What is
Apache Kafka is an open-source distributed event streaming platform that can be used either as a message queue or as a stream processing system.
Kafka as Message Queue
Kafka behaves like a publish-subscribe messaging system (like RabbitMQ or ActiveMQ):
Producer: Sends messages (events) to a Kafka topic.
Consumer: Reads messages from the topic.
Kafka is different from traditional queues because messages are not deleted after consumption—they are retained for a configurable time (e.g., 7 days). Multiple consumers can independently read the same stream.
Kafka as Stream Processor
Kafka supports real-time processing of streams of data using:
Kafka Streams API (native Java library)
ksqlDB (SQL-like interface for stream processing)
You can:
Transform, filter, or join streams in real time.

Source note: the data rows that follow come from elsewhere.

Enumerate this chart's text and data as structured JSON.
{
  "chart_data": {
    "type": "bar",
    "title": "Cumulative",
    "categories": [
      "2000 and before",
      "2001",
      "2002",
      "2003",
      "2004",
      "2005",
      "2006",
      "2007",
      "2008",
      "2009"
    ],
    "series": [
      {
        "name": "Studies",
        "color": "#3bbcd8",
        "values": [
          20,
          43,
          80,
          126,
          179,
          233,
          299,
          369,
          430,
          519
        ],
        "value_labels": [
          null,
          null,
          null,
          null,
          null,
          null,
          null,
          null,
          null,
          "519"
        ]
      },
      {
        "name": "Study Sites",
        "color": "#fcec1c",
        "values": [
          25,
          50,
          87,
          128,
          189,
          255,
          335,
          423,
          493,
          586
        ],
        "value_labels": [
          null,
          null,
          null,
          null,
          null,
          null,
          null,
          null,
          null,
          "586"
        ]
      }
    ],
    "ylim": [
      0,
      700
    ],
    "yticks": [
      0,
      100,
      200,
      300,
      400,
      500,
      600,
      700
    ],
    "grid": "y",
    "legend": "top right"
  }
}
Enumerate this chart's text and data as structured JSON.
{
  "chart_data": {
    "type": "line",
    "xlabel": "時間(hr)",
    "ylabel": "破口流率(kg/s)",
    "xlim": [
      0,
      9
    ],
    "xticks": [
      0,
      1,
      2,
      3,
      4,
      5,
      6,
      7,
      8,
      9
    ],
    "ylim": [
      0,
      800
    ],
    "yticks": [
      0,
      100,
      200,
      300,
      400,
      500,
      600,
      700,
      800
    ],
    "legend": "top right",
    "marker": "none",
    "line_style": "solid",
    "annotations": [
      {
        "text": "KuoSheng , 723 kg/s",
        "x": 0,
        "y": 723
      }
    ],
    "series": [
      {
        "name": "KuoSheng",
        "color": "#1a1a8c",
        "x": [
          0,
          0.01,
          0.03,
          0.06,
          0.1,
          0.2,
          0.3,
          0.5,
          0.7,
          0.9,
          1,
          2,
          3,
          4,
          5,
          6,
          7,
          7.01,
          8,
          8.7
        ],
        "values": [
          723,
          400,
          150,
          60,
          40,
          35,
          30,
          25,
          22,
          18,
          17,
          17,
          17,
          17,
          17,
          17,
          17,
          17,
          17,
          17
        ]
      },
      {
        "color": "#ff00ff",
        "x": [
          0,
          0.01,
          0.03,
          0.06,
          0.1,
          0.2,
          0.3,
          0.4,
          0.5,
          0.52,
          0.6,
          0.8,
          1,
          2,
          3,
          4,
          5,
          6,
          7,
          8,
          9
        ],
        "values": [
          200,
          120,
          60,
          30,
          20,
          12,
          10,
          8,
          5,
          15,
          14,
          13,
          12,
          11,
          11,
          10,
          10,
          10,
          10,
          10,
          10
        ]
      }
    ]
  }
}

Aggregate values over time (e.g., count events per minute).
Example: Monitor user clickstreams in real-time to generate live metrics or detect fraud.
Stream Processor vs Message Queue
Use a message queue to deliver events reliably between services.
Use a stream processor to derive real-time insights or decisions from the event stream.
Stream Processor - A service monitors the stream of “OrderPlaced” events to:
Count orders per minute
Detect fraud based on pattern
Trigger real-time recommendations
World Cup Scenario
we run a website that provides real-time statistics on the matches. Each time a goal is scored, a player is booked, or a substitution is made, we want to update our website with the latest information.
Events are placed on a queue when they occur. We call the server or process responsible for putting these events on the queue the producer. Downstream, we have a server that reads events off the queue and updates the website. We call this the consumer.
World Cup Scaling System
We need to scale the system by adding more servers to distribute our queue. But how do we ensure that the events are still processed in order?
If we were to randomly distribute the events across the servers, we would have a mess on our hands. Goals would be scored before the match even started, and players would be booked for fouls they haven’t committed yet.
A logical solution is to distribute the items in the queue based on the game they are associated with. This way, all events for a single game are processed in order because they exist on the same queue. This is one of the fundamental ideas behind Kafka: messages sent and received through Kafka require a user specified distribution strategy.
Kafka Fundamental Idea
Messages sent and received through Kafka require a user specified distribution strategy.
Consumer Group
Used to scale the consumer. With consumer groups, each event is guaranteed to only be processed by one consumer in the group.
World Cup - Topic
we’ve decided that we want to expand our hypothetical World Cup to more sports, like basketball. But we don’t want our soccer website to cover basketball events, and we don’t want our basketball website to cover soccer events. So we introduce the concept of topics. Each event is associated with a topic, and consumers can subscribe to specific topics. Therefore, our consumers who update the soccer website only subscribe to the soccer topic, and our consumers that update the basketball website only subscribe to basketball events.